Безъязыкость
То же и с произведениями живописи: есть картины, к которым я время от времени возвращаюсь, но здесь я чуть менее невежественный и безъязыкий, чем в музыке. То же с огромными просторами мировой поэзии. Каждый вид искусства – это новая диковинная страна, и пока мы не выучим в совершенстве ее язык, нам нужны переводчики и проводники для путешествия по ней.
Не так ли и с Библией? Сначала она нас вообще не трогает, мы бесчувственны к истине. Нам кажется, что она нема, а если говорит, то какую-то тарабарщину. Потом в нас что-то щелкает, и мы прозреваем к ее красоте, в нас врывается мощная река смыслов. Мы захлебываемся от переполняющего восторга и впечатлений, пытаемся говорить об этом другим – но теперь мы немы, у нас нет нужных слов, точнее, слова есть, но мы не умеем ими пользоваться, контуры понятий, стоящих за ними, смутно видны нам, но не больше.
И мы учимся говорить, как только что научились слушать и смотреть.

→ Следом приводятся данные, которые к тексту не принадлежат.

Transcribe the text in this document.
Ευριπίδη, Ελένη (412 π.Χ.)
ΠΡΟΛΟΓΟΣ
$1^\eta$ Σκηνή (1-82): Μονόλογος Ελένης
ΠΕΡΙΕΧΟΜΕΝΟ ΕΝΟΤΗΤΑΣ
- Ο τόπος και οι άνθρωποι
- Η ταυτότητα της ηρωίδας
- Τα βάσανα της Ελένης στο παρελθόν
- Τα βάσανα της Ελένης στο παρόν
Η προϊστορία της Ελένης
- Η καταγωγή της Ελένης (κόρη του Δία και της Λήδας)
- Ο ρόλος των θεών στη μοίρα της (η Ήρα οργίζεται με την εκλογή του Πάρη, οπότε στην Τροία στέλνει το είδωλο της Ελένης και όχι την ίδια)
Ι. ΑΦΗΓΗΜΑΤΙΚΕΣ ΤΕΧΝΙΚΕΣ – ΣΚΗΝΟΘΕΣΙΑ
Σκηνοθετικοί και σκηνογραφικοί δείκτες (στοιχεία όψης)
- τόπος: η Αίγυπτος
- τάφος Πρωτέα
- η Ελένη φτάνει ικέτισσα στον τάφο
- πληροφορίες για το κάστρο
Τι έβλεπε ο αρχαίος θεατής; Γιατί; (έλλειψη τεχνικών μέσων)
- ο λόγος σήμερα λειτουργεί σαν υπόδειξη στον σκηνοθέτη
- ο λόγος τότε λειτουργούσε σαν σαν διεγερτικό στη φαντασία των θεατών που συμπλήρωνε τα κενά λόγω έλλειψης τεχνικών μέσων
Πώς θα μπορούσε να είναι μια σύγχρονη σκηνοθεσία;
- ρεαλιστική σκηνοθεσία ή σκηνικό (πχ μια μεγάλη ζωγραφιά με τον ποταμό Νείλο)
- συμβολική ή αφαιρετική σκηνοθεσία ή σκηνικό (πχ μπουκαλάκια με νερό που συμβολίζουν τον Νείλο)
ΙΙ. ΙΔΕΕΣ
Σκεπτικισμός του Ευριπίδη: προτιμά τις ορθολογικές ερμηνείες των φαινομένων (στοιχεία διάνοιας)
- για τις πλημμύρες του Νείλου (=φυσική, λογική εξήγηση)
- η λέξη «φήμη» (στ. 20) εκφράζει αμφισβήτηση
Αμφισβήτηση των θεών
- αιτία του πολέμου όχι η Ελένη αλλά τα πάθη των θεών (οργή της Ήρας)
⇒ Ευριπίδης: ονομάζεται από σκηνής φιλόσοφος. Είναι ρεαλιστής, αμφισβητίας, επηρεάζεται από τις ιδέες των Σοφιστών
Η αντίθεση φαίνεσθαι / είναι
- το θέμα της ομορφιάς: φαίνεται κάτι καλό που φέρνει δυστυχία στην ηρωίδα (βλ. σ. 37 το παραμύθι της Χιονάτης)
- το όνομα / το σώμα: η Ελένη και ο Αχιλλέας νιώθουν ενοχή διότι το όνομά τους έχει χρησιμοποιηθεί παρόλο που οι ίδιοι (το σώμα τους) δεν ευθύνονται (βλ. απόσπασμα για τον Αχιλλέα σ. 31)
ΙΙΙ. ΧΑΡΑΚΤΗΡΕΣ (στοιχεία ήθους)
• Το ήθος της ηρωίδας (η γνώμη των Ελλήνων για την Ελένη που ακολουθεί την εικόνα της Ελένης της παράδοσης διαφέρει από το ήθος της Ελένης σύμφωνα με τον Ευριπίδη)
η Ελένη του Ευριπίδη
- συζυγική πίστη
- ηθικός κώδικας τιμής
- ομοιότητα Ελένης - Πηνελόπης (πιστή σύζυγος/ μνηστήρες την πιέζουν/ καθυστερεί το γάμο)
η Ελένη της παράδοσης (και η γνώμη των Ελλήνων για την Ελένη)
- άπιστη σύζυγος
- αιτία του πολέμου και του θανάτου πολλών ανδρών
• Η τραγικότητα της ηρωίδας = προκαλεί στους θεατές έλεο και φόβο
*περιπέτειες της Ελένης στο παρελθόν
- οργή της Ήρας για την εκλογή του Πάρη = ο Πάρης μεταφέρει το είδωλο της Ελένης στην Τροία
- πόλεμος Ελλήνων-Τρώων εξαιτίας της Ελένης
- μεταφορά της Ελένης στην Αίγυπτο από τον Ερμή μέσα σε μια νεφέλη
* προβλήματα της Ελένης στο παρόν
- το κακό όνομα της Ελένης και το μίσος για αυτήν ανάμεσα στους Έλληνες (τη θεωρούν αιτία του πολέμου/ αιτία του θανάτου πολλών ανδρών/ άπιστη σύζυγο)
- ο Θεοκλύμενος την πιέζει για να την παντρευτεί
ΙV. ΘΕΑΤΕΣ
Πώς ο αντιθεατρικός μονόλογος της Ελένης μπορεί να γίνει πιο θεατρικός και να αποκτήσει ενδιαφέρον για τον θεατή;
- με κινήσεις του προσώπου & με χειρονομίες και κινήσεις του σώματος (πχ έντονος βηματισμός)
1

Благовестники и проповедники могут быть похожи на скучных лекторов из Третьяковки по двум причинам – страна, о которой они рассказывают, еще совершенно чужда их слушателям или... уже чужда им говорящим из-за эффекта привыкания и синдрома туристического агента. Чувство знакомости и обыденности затуманивает глаза смотрящего на красоту и забивает жмыхом рот говорящего об истине.
Навеяно статьей Марии Поповой The Paradox of Active Surrender: Jeanette Winterson on How Learning to Understand Art Transforms Us в Маргиналиях.